Tymczasem celem tych firm nie jest utrzymanie stałego klienta, a pozyskanie nowego. I to jest chyba największy problem, że nie dba się o lojalnych klientów, a próbuje wszelkimi sposobami zdobyć nowych.
Może i jest to sposób dobry, ale tylko na chwilę. Nawet Tad Witkowicz zwracał uwagę na to, by w swoim modelu biznesowym dbać o to, by utrzymać lojalnych klientów. No, ale on się najwidoczniej nie zna.
A potem dowiadujemy się, że firmy, nawet te giełdowe, mają problemy z przychodami, które im skaczą. Owszem, skaczą, bo jeśli zdobywają klienta, a potem nie potrafią się o niego zatroszczyć, to on odchodzi do konkurencji.
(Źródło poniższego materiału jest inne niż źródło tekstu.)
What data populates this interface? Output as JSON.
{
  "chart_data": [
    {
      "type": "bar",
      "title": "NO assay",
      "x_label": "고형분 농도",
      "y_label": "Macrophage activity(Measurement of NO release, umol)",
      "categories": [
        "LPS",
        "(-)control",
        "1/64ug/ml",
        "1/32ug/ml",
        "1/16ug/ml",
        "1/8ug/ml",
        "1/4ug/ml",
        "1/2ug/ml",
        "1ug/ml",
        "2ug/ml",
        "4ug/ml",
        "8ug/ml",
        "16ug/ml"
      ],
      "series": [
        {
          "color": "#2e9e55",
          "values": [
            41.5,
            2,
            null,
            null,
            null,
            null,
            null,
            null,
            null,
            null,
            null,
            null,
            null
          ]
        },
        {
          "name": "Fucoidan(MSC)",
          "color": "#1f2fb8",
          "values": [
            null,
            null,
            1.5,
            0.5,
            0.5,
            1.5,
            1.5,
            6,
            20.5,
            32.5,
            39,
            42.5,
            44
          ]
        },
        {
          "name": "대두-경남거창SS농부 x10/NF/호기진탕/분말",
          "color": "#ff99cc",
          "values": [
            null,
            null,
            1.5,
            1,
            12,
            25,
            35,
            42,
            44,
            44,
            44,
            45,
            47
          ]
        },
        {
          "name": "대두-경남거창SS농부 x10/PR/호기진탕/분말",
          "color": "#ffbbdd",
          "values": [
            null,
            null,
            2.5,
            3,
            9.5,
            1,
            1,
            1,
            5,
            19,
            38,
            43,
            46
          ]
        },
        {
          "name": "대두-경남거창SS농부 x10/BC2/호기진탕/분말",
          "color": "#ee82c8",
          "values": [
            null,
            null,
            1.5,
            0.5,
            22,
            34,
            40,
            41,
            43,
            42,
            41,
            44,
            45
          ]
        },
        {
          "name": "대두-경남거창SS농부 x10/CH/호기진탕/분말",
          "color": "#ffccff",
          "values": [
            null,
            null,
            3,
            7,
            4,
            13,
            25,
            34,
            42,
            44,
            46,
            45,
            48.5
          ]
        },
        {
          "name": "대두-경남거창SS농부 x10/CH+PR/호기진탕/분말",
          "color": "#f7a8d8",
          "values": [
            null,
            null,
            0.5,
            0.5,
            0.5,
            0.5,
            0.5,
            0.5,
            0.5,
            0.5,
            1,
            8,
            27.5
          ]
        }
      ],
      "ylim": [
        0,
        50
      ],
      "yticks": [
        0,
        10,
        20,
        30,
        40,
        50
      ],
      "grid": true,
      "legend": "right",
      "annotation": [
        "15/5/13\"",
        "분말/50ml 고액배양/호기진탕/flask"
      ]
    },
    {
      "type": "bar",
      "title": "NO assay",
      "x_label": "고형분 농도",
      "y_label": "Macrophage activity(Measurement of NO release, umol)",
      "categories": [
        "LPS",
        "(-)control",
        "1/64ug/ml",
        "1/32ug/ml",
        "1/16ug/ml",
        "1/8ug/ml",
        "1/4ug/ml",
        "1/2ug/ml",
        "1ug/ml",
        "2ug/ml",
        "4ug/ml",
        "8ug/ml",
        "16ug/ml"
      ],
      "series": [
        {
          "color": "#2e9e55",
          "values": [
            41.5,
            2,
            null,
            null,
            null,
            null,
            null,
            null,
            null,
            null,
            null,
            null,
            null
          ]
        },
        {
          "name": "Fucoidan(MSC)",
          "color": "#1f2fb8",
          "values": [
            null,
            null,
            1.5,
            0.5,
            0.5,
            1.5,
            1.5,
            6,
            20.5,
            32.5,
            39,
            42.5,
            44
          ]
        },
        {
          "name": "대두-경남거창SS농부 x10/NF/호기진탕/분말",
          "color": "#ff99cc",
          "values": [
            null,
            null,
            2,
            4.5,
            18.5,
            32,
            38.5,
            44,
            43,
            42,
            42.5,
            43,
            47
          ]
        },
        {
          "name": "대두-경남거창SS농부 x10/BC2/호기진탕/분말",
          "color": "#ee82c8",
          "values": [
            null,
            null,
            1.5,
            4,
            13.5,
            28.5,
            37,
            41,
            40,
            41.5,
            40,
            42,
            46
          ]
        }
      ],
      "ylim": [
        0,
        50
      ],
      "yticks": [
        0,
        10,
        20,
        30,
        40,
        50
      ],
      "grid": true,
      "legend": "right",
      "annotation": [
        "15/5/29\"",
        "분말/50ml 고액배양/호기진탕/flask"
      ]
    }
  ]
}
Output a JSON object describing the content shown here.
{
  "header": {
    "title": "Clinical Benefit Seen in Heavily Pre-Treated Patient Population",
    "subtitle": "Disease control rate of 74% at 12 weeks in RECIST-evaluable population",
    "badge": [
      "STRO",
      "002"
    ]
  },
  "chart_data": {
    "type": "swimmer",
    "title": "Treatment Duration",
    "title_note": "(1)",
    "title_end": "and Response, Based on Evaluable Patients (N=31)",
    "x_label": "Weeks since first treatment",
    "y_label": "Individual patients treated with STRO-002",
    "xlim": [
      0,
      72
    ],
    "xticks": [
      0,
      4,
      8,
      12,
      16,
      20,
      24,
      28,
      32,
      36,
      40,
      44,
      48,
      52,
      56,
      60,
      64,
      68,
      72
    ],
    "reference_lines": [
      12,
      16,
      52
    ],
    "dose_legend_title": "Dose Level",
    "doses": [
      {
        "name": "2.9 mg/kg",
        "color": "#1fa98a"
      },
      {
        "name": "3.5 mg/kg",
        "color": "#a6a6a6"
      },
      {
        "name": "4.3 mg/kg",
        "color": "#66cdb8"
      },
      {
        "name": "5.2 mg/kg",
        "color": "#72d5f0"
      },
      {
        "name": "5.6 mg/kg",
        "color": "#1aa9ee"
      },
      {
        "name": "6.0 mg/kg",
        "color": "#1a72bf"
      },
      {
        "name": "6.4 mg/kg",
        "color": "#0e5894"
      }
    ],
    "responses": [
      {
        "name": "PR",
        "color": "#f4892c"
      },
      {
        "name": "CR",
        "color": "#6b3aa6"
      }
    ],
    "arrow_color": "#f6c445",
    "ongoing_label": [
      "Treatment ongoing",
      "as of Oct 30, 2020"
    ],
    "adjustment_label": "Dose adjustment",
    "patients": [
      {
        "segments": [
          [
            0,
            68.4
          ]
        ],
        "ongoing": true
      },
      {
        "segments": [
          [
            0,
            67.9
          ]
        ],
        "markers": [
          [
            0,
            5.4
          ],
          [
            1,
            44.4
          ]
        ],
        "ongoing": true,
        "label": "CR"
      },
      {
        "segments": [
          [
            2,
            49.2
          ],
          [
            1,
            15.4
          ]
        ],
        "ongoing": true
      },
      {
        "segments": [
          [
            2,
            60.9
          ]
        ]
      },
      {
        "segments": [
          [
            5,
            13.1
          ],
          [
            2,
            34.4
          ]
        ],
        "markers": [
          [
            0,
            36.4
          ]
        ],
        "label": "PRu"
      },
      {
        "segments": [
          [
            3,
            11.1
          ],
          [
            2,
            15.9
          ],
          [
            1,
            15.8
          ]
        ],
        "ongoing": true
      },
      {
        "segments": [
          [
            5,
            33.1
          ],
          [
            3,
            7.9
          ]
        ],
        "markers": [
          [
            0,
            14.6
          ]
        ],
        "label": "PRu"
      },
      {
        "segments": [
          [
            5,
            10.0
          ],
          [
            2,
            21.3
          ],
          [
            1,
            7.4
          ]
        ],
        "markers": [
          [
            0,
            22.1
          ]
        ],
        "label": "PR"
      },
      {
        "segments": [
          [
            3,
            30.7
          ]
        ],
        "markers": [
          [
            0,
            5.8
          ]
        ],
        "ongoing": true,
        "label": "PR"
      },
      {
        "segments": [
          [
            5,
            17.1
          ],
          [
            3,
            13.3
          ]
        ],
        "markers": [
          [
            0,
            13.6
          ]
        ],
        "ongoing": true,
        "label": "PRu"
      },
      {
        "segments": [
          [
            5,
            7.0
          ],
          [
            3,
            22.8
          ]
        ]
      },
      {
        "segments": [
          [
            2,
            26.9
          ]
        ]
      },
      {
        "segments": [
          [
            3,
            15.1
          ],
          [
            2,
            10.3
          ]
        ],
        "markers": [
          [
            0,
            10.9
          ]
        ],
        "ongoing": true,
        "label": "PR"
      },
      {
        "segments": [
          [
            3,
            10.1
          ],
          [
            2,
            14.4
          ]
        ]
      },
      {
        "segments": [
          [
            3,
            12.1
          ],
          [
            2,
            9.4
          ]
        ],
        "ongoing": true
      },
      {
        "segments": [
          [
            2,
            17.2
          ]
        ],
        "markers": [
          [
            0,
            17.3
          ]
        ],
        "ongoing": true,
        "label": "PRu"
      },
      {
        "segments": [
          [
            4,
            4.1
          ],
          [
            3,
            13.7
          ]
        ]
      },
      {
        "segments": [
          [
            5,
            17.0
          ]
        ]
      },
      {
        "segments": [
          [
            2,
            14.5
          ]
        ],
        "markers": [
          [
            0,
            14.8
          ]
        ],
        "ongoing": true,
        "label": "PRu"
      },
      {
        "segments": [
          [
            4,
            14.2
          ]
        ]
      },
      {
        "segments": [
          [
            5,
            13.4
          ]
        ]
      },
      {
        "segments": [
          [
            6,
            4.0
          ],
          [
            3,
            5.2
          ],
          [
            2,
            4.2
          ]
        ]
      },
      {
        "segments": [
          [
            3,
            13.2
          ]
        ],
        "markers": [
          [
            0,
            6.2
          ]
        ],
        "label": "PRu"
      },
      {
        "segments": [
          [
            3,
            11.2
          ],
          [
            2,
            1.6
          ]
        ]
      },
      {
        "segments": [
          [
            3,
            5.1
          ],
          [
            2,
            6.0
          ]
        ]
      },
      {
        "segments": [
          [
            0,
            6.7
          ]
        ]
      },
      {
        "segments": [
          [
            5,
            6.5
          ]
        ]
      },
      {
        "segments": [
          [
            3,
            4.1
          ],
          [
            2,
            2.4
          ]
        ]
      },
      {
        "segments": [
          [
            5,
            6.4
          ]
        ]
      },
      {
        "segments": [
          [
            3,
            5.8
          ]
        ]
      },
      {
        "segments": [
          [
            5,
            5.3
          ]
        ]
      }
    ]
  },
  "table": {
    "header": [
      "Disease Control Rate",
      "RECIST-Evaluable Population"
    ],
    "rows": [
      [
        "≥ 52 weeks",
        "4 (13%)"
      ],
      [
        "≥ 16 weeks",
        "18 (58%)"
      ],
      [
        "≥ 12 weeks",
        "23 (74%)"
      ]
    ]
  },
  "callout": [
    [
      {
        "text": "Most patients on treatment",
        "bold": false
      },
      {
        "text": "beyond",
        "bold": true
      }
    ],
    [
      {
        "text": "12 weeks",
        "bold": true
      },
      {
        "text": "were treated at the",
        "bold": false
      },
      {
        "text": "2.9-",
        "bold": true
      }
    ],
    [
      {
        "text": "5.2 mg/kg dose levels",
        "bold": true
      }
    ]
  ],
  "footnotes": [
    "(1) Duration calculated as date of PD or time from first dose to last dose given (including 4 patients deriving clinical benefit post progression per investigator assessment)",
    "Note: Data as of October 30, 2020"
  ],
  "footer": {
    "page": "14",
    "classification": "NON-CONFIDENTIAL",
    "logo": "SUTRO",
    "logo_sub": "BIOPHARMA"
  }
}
Być może w jego miejsce przyjdzie inny, ale to nie gwarantuje stabilizacji, bo może przychody będą wyższe, a może niższe.
Pamiętać trzeba, że zrażony klient (np. ja na sieć Plus) już tak szybko do nich nie wróci.
Weźmy jeszcze dla przykładu taką Tepsę (obecnie Orange). Obsługa fatalna, kompetencja pracowników infolinii jeszcze gorsza, awaryjność usług, tandetne modemy (mam tutaj na myśli neostradę). Póki co, jestem od nich uzależniony, bo nie ma konkurencji w pobliżu. Ale jeśli się pojawi, to na pewno od nich odejdę i jeśli będę zadowolony gdzieś indziej, to raczej nie wrócę. No, ale tak wygląda właśnie dbanie o lojalnego klienta w wykonaniu dużych firm.